As natural, intuitive, and commonsense as it may be for the interpreter to refer to “the Absolute” in Hegel’s philosophy as a clearly identifiable concept and even as a substantive entity of some kind, a quick terminological survey of his works should already convince us of the contrary. Such a survey would allow us to easily ascertain that Hegel always employs the term “absolute” as a noun with the greatest restraint, and that when he does use it in such a way, he either accompanies the term by careful qualifications or employs it in a critical, even polemical function, generally aimed at specific contemporary or past occurrences (prominently, although not exclusively, Schelling and Spinoza). On the other hand, the dearth of the term as a noun – “the Absolute” – is counterbalanced by the wide-ranging employment of the adjective – “absolute” – which appears in every sphere of Hegel’s philosophical system. Herein the adjective (and the adverb) plays a crucial role, first and foremost, in specifying in a systematically distinctive way the validity of notions that are otherwise disconcertingly ubiquitous and ambiguous in Hegel’s philosophy – notions, that is, such as concept, idea, spirit, unity, and truth, to name just a few. On this terminological basis, following a persuasive suggestion by John Burbidge (who himself responds to an original hint by Eric Weil (Burbidge 1997, 33)), I have argued that contrary to what many interpreters seem to assume, there is simply no original, substantive “Absolute” in Hegel’s philosophy, but that the adjective “absolute” (along with the adverb) is instead a systematically crucial, topological predicate that indicates the “place” or position of a certain determination or concept (and its reality) within the overall structure of philosophical thinking.
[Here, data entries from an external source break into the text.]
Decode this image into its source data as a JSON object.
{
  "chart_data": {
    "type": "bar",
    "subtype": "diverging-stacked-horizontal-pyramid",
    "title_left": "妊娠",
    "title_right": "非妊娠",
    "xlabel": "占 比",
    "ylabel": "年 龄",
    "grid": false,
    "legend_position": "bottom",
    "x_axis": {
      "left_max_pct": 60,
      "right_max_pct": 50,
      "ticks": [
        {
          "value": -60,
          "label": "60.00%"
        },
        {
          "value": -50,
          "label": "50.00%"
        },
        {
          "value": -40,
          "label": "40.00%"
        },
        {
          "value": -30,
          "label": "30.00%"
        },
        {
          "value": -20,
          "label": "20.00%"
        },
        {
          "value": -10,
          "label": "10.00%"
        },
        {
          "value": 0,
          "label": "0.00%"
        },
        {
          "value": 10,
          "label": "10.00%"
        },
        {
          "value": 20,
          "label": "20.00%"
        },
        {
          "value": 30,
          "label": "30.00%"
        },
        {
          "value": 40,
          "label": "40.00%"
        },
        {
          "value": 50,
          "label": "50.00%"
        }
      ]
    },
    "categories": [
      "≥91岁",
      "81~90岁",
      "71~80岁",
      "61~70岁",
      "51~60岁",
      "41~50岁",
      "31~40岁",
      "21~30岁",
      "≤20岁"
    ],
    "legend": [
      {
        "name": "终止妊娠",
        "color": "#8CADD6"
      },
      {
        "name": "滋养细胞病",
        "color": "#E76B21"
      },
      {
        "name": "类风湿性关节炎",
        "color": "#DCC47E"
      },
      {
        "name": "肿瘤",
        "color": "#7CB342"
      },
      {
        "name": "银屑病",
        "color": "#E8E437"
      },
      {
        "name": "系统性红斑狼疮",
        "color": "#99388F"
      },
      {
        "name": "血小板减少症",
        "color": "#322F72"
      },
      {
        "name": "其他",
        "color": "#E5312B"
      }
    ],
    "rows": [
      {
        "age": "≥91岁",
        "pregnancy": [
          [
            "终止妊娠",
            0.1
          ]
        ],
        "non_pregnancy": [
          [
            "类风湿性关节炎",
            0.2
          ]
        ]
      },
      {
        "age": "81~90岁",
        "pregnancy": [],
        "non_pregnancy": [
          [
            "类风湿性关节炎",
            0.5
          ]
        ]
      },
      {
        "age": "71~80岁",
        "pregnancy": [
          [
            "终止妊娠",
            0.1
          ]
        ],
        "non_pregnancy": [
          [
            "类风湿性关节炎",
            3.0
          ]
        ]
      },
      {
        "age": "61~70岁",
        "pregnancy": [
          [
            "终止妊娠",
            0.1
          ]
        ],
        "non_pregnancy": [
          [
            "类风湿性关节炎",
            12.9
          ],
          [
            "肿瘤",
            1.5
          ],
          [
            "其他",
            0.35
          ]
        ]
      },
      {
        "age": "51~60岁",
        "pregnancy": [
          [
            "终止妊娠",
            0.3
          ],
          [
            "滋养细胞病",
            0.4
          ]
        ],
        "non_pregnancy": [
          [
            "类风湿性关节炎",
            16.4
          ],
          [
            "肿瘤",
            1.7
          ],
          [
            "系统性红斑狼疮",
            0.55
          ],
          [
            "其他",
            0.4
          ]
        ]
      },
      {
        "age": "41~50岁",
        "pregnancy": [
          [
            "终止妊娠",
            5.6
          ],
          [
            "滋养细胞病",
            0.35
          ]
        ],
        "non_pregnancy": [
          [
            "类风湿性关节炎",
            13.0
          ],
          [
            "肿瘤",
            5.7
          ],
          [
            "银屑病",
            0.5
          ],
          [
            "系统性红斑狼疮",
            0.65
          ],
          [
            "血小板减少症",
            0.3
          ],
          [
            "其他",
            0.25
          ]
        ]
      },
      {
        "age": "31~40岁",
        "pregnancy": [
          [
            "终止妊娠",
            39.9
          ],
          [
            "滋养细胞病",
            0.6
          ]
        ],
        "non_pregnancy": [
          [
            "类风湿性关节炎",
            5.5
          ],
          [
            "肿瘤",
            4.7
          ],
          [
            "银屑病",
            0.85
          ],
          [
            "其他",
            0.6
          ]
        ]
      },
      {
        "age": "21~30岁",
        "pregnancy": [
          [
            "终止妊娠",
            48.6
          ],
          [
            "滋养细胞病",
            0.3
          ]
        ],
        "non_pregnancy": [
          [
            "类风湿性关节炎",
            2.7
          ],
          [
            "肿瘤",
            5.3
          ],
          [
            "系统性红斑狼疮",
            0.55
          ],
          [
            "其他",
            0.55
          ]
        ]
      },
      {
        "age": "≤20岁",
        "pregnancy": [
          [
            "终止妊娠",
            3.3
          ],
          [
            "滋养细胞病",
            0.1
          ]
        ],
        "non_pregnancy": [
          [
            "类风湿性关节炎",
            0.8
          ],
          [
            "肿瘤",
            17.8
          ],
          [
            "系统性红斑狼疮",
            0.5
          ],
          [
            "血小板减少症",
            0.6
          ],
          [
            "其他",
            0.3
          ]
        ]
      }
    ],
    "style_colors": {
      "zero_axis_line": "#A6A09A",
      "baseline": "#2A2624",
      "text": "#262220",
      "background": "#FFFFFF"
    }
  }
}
Moreover, this position is not a static point or marker within a given whole but is rather a dynamical stage in the process through which the whole of philosophy is first constituted in the form of a complete system. This is, to be sure, the first step in a broader discussion that leads to the further question of what warrants the designation of “absolute” for a certain moment within such a process. In other words, what is it that makes a certain moment at stake at a specific stage of the systematic constitution of the whole of Hegel’s philosophy an “absolute” moment? And, furthermore, is the “absoluteness” of all “absolute” structures and concepts the same?